The decision voters will make will have a major impact on the city.
“This proposition is so important in that if we don’t repurpose this money, if we don’t free up this money to be used for the betterment of Okmulgee, it is just going to be sitting there. Now we could spend it all on parks and recreation but overall our plan for moving Okmulgee forward includes a lot more than that. The council could choose to use the interest off what money is not used for relocating perhaps the police department in parks and recreation.”
The downtown business district is showing wonderful promise for an economic revival.
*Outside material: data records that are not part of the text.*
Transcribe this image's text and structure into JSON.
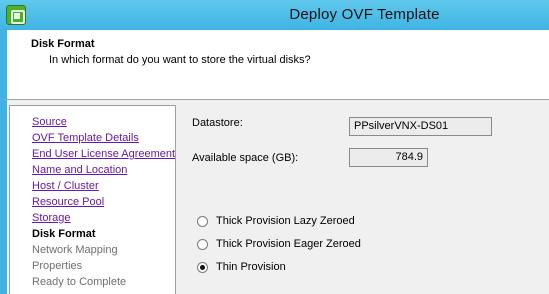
{
  "window": {
    "title": "Deploy OVF Template",
    "icon": "vsphere-app-icon"
  },
  "header": {
    "step_title": "Disk Format",
    "description": "In which format do you want to store the virtual disks?"
  },
  "nav": {
    "items": [
      {
        "label": "Source",
        "state": "link"
      },
      {
        "label": "OVF Template Details",
        "state": "link"
      },
      {
        "label": "End User License Agreement",
        "state": "link"
      },
      {
        "label": "Name and Location",
        "state": "link"
      },
      {
        "label": "Host / Cluster",
        "state": "link"
      },
      {
        "label": "Resource Pool",
        "state": "link"
      },
      {
        "label": "Storage",
        "state": "link"
      },
      {
        "label": "Disk Format",
        "state": "current"
      },
      {
        "label": "Network Mapping",
        "state": "disabled"
      },
      {
        "label": "Properties",
        "state": "disabled"
      },
      {
        "label": "Ready to Complete",
        "state": "disabled"
      }
    ]
  },
  "datastore": {
    "label": "Datastore:",
    "value": "PPsilverVNX-DS01"
  },
  "available_space": {
    "label": "Available space (GB):",
    "value": "784.9"
  },
  "disk_format": {
    "options": [
      {
        "label": "Thick Provision Lazy Zeroed",
        "checked": false
      },
      {
        "label": "Thick Provision Eager Zeroed",
        "checked": false
      },
      {
        "label": "Thin Provision",
        "checked": true
      }
    ]
  },
  "colors": {
    "accent": "#3fb4e4",
    "link": "#6a1aa0"
  }
}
It is crucial that the City of Okmulgee have the resources to join this effort.
“There is a lot of exciting things going on in Okmulgee,” the city manager said. “I believe that freeing up the money to let the council make the wisest decision they can on how to use it, this keeps this momentum alive that we have in Okmulgee. We have excitement going on in Okmulgee about downtown renovations. We have things going on at the old refinery site with OADC, new businesses that are coming in that area. There is just a lot of excitement in Okmulgee and a lot of positive waves going on and this proposition lends to that. I’m really hoping that we will be successful.”
City officials have another option if voters reject the proposal on the ballot.
“If this isn’t successful, we plan on putting the money in a trust,” Ballenger said. “The reason we want to put it in under a trust is that there is more flexibility on how you can invest the money - and how you can best hold that money for the future if you have it under a trust. That’s why people are wondering why we are having a trust and its the same members. Its just for flexibility and how you use and invest the money.”
Ballenger and other city officials are working to get the information to the public so they can make an educated decision on election day. As of now, Ballenger is not sure how the voters will decide.
“This is a general election so it is a little harder to predict who’s going to come out.” he said. “The previous election was a stand-alone election so people that were interested in this proposition came out and voted. In the general election everybody has to say yes or no even if they don’t really understand.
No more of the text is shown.